Con los Paren aprendo todo y de todo, incluso llegué a conocer lo que era ser un músico profesional cuando se integra el "Negro" Cesar Muñoz. Sonábamos increíbles.

De hecho, de todas las bandas que en ese momento estábamos sonando: Alcohol Etílico, Raivan Pérez, La Montaña, La Rebelión, los Alfajores de la Pampa seca, etcétera, fuimos elegidos para telonear a Luis Alberto Spineta, Los Pericos y La Torre en la gira nacional que hacían para ANGELOZ presidente 1989 en la cancha de INDEPENDIENTE RIVADAVIA, la cancha completa, tribunas y campo, no lo olvidaré jamás.

Los PAREN A LILA se separan en 1990.

En ese año conozco a Marcelo Muscolini, incursionando en un estilo más Latino y música Barroca. Marcelo inyecta el néctar latino en lo que después sería mi estilo personal.

1991, vuelvo al rock cómo baterista de QUEMANDO LA CASA, los demás músicos que integraban la banda eran: Pepe Lobiondo , Gustavo Morán y Silvio Herrero. Como verán las bandas no duraban más de uno, dos, o tres.

1992, armamos los VICIOS DEL CONDE, con Gallineto Giménez, Mimi Orozco, Silvio Herrero y Marcelo Herrero. La banda duró menos de un año, Gallineto siguen con el nombre y con otra formación.

1992, en diciembre de ese año nos reencontramos con el Negro Cesar, y armamos con Pepe Lobiondo una banda que se llamó LA SERPIENTE, jamás había sonado en una banda de las que integré anteriormente con tanto poder.

Ensayábamos de lunes a lunes, ocho horas por día, éramos invencibles, imparables. La música y la rebeldía de La Serpiente, armó un kilombo importante, musical y emocional en Mendoza y especialmente en el Este. Duró sólo un año, en diciembre del 93 llega a su fin, la banda se desbarata, el no saber canalizar semejante energía, termino muy mal, con problemas judiciales muy serios.
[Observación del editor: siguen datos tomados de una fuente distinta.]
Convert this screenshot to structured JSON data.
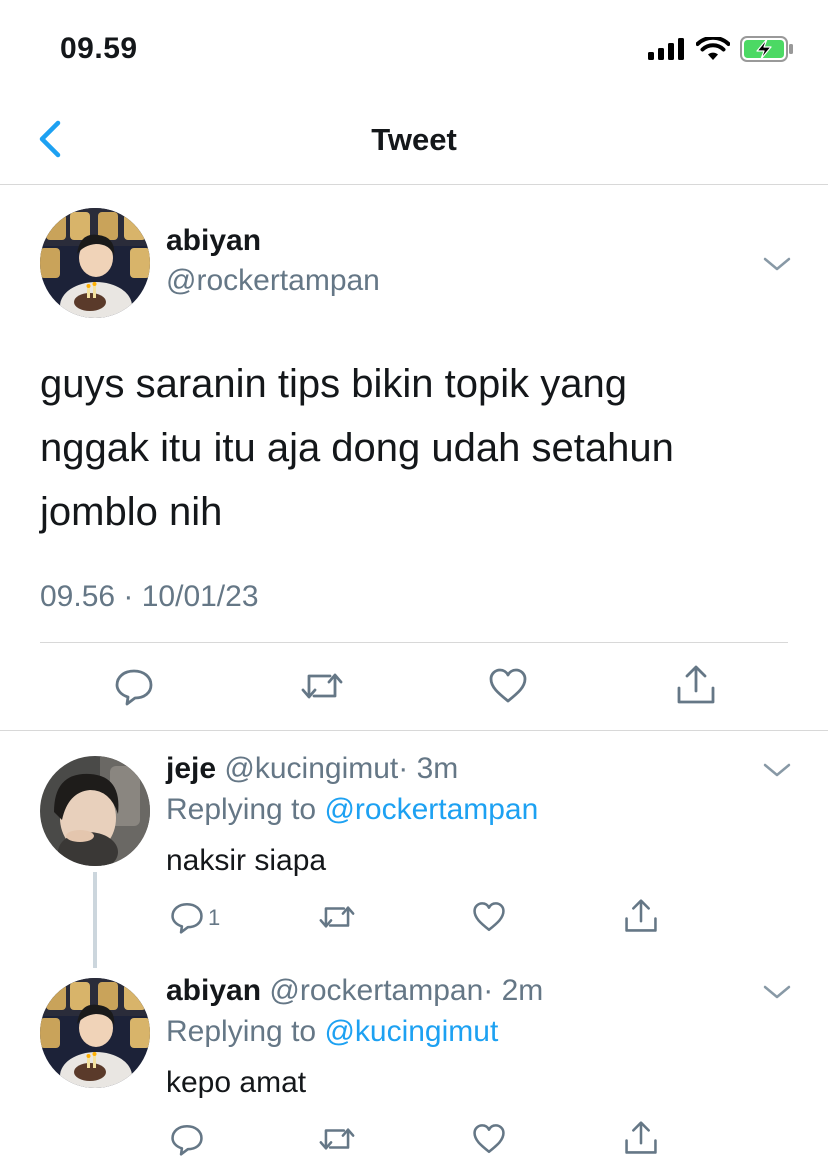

1995, Después de ésta vertiginosa experiencia, viene una nueva formación trío con Pepe Lobiondo, Tati Gonzalez y yo. La banda se llamó, MATE AMARGO, la verdad yo pensé que después de la Serpiente, no volvería a sonar jamás con otro trío, pero Mate Amargo sorprendió a propios y extraños.

1997, vuelve PAREN A LILA, yo, Papá de mi hijo mayor (Luca) en esta etapa, pasaron cosas maravillosas, la grabación del disco "Máxima Pureza", un festival de rock organizado por la ROCK AND POP. En el balneario el Olmo, de ese festival fuimos elegidos para una nota de Nicolás Pauls para su programa que conducía en ese momento llamado, VOLVER ROCK, para el Canal Volver, compartimos escenarios con todas las grandes bandas de Mendoza. 

La canción NO QUIERO QUE ME VEAS ASI, fue elegida como primera canción en el DEMO DEL DESIERTO ,la gráfica e ilustración del demo por ROCAMBOLE, sólo por contar algunas cosas.

2001, el "Ciego" Giménez (Guitarrista y compositor de la banda) anuncia su retirada para fines de ese año, paralelamente antes de la disolución de los Paren, armamos IDA LA VIEJA con músicos de Junin, Mza.

2003, me voy de los Ida la Vieja, y se produce un cambio en mi carrera musical, quería experimentar con otros estilos, me llamó la atención el mezclar sonidos electrónicos con la batería acústica, me compro una máquina de ritmo, y fuimos experimentando con una banda que se llamó CAPUT.

Entre 2003 y 2005 , en ese lapso, haciendo pop sónico, paralelamente trabajaba en una preproducción de lo que sería el primer disco solista de Gallineto Giménez, con algunas presentaciones en vivo con Martin Vicente y otros músicos como invitados.

2006, en enero de ese año, llega desde España, Jimi (Jaime Navarro), con quien armamos SUPERCARABAND, la banda con la que probé el gustito de irte de casa,(salir de gira).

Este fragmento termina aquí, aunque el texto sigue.